County Executive Ken Ulman certainly has a "green" agenda, but not in the way many interpret it. No, it didn't take Ulman long to start looking for more "green" from the taxpayers to fund his irresponsible choices.

Ulman wants to raise the fire tax, used to finance fire operations only until Ulman gained control, to "reduce fire insurance rates for western county residents." When will Ulman propose another tax increase to lower the rest of the county's homeowners insurance rates?

Mr. Ulman defers the much-needed $18.9 million to renovate Mount Hebron High School so our students won't have to deal with raw sewage leaks in class, and parks $16.6 million in a project for which he "has said he has no specific plan for that money but felt the need to include it as a placeholder. ..." He then earmarks $1.9 million to add a new library on land the county does not even own.

While buying into the "man-made global warming" hype, his search for the taxpayers' "green" -- not the paltry $3.3 million he proposes for such things as "a 'Green Howard' public education campaign, "blue, trash-can-style, wheeled recycling bins" for some county residents, a "Green Fund" to study "environmental friendliness," and a solar energy demonstration project" -- is Ulman's real "green" agenda.

Hands off my wallet, Mr. Ulman.

Douglas Dribben Woodstock

Residents, too, must go 'green'

Ken Ulman's plans are great but only if county residents follow suit. Builders need to be more responsible in building smaller, more efficient homes that use less energy. People will not open their windows, as opposed to running air conditioners constantly, nor turn off the lights when [they are] not necessary.

Part of Mr. Ulman's plan should include an incentive for builders to provide better housing that utilizes solar panels to harness the energy that is provided free of charge by the sun. This should have been done years ago and should be a tax incentive.
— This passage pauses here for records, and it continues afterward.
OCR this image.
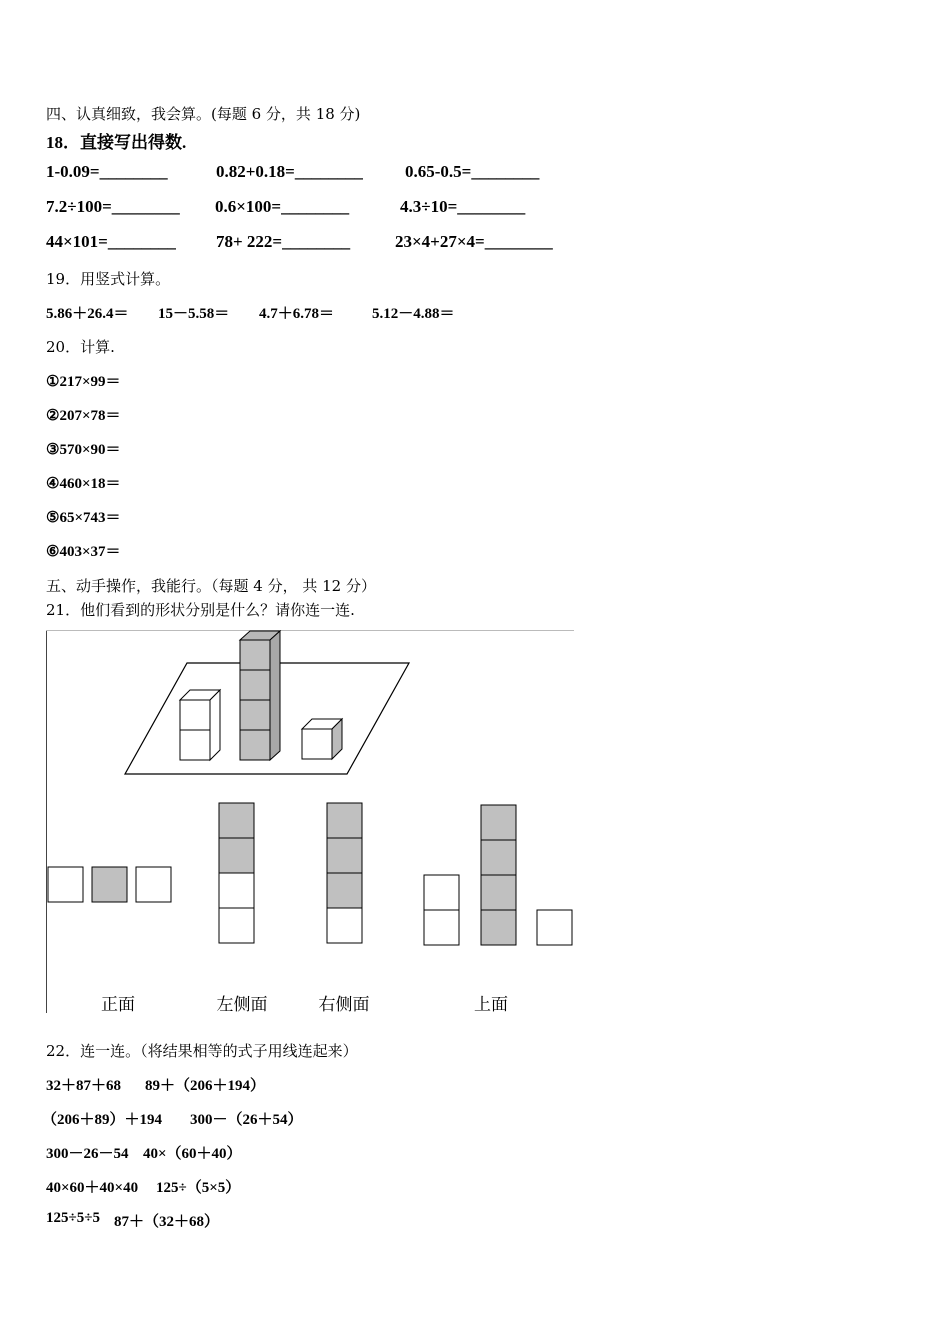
四、认真细致，我会算。(每题 6 分，共 18 分)
18．直接写出得数.
1-0.09=________	0.82+0.18=________ 0.65-0.5=________
7.2÷100=________ 0.6×100=________	4.3÷10=________
44×101=________ 78+ 222=________	23×4+27×4=________
19．用竖式计算。
5.86＋26.4＝ 15－5.58＝ 4.7＋6.78＝	5.12－4.88＝
20．计算.
①217×99＝
②207×78＝
③570×90＝
④460×18＝
⑤65×743＝
⑥403×37＝
五、动手操作，我能行。（每题 4 分， 共 12 分）
21．他们看到的形状分别是什么？请你连一连.
正面	左侧面	右侧面	上面
22．连一连。（将结果相等的式子用线连起来）
32＋87＋68 89＋（206＋194）
（206＋89）＋194 300－（26＋54）
300－26－54 40×（60＋40）
40×60＋40×40 125÷（5×5）
125÷5÷5 87＋（32＋68）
Also, residents continue to drive larger and more gas-guzzling cars.

For some reason no children seem to ride the school buses provided by the county any longer -- in Glenelg there are bottlenecks every morning, with people coming and going into the middle school. Most live within a few miles of the school -- this is a gross waste of energy. There are a number of school buses with no children in them.

Our society needs to stop throwing away everything on a whim and being more responsible as a whole. If Mr. Ulman can make this happen, then our little part of the world will be a much better place. Unfortunately, I doubt that will happen.